In the first book, A Wizard of Earthsea, and throughout that first trilogy, Le Guin offers a response to the kinds of popular stories that resolve their conflicts through violence and displays of strength. Earthsea is a world in which knowledge takes precedence; the strength that exists in these characters grows out of their efforts to understand the people they meet and the environments they populate. Knowing the essence of something or someone – represented in this series by that thing’s name – grants someone (especially a mage) extraordinary insight, even authority. It’s through this relationship that Le Guin builds up her stories’ conception of magic and its capabilities. The most momentous feats of sorcery in Earthsea don’t always feature the spectacle familiar to other fantasy series. They reflect a mastery of study and investigation, appearing relatively humble by comparison.

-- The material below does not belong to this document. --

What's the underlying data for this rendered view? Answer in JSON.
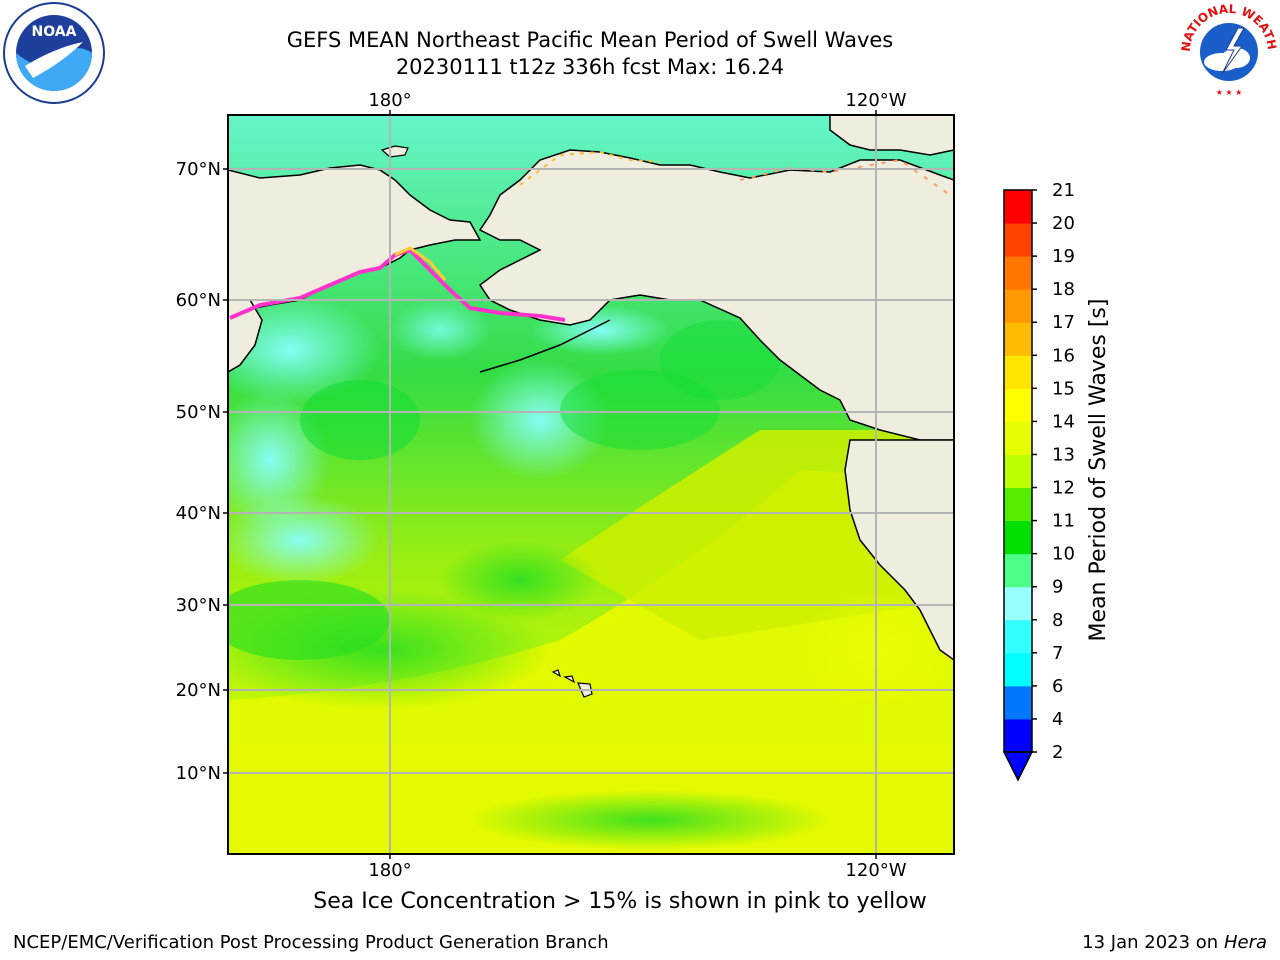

Fifty years later, this approach to storytelling retains its boldness. As pop culture remains entrenched in stories about heroes equipped with extraordinary power fighting iterative apocalyptic battles, the story of Archmage Ged and his quest for understanding is still refreshing by contrast. But even this didn’t sit well with Le Guin, who began revisiting her fantasy trilogy in the late ‘80s in hopes of figuring out what she had left unexamined or unquestioned years ago. Over the next decade or so, she wrote three more Earthsea books that upended whatever had been left settled with the conclusion of the third novel.

In her second Earthsea trilogy, Le Guin interrogates the foundations of her earlier work. Those first books, for example, defined stark differences between the magic practiced by those schooled in formal institutions – “real” wizards – and the magic practiced by those without that access – principally women, referred to (often derisively) as witches. The second half of the series questions this, revealing the depth of experience that has been dismissed over the centuries while established hierarchies calcified.

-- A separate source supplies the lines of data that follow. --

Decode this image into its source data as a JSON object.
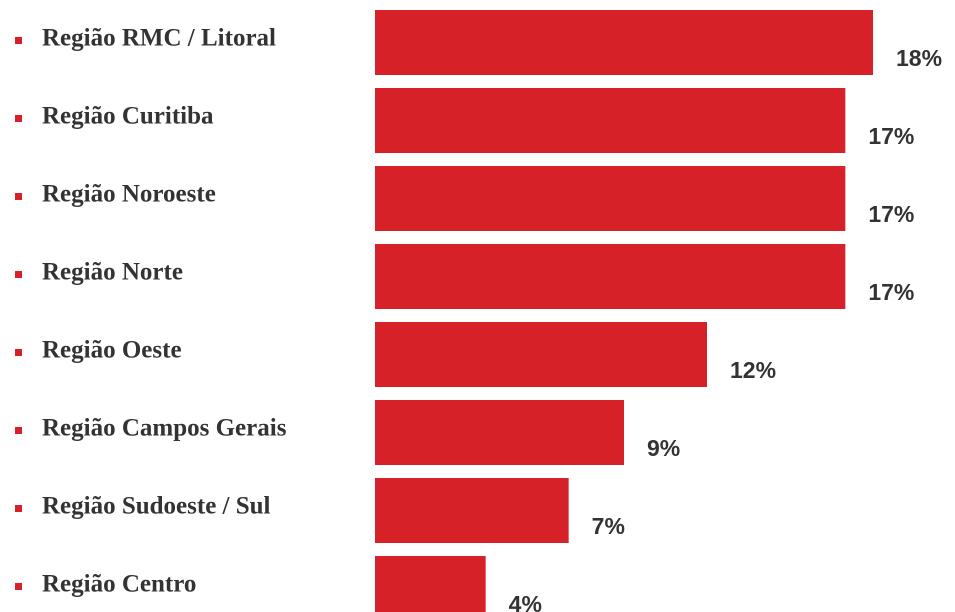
{
  "chart_data": {
    "type": "bar",
    "orientation": "horizontal",
    "categories": [
      "Região RMC / Litoral",
      "Região Curitiba",
      "Região Noroeste",
      "Região Norte",
      "Região Oeste",
      "Região Campos Gerais",
      "Região Sudoeste / Sul",
      "Região Centro"
    ],
    "values": [
      18,
      17,
      17,
      17,
      12,
      9,
      7,
      4
    ],
    "value_labels": [
      "18%",
      "17%",
      "17%",
      "17%",
      "12%",
      "9%",
      "7%",
      "4%"
    ],
    "color": "#d62128"
  }
}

Maybe the pursuit of knowledge so treasured by the mages of Earthsea wasn’t always informed by a generosity of spirit and a desire to understand, but by something more exploitative or avaricious – a need for ownership and command over things, a defiance of kinship. And, Le Guin asks, who defines what knowledge is? What constitutes “ignorance” and who benefits from keeping these strict categories in place? Le Guin goes further still, questioning to what extent a comprehensive knowledge of the world can really exist at all. Perhaps there are things that cannot be neatly identified and defined, but might be approached in uncertainty and appreciated for it. In nature, in particular, Le Guin sees the indescribable and reckons that, in its mystery, it might transcend what’s otherwise believed to be possible.

By the finale of the series, the world of Earthsea has changed irreversibly. Established knowledge and magic are forfeited. The scope of transformation includes a remaking of the division between life and death. But Le Guin doesn’t render this transformation as a defeat suffered by the heroes, and she grants her characters the understanding and responsibility to see new ways of life in front of them. History has changed, but they still live in it, still take part in its creation.

The Earthsea saga ultimately asks what it means to favor certain people as heroes, to insist that only some people have the capacity and privilege to participate in the making of culture and community. It wonders what is lost in this insistence, what costs a society incurs from it, and who is disregarded. Then, in so many gestures both grand and minute, the series celebrates the worlds that exist just outside the frame of the hero’s drama. In Le Guin’s telling, those spaces that appear humble or mundane at first may hold the greatest marvels, though it might take some time to recognize them.


Adam Boffa is a writer and musician from New Jersey.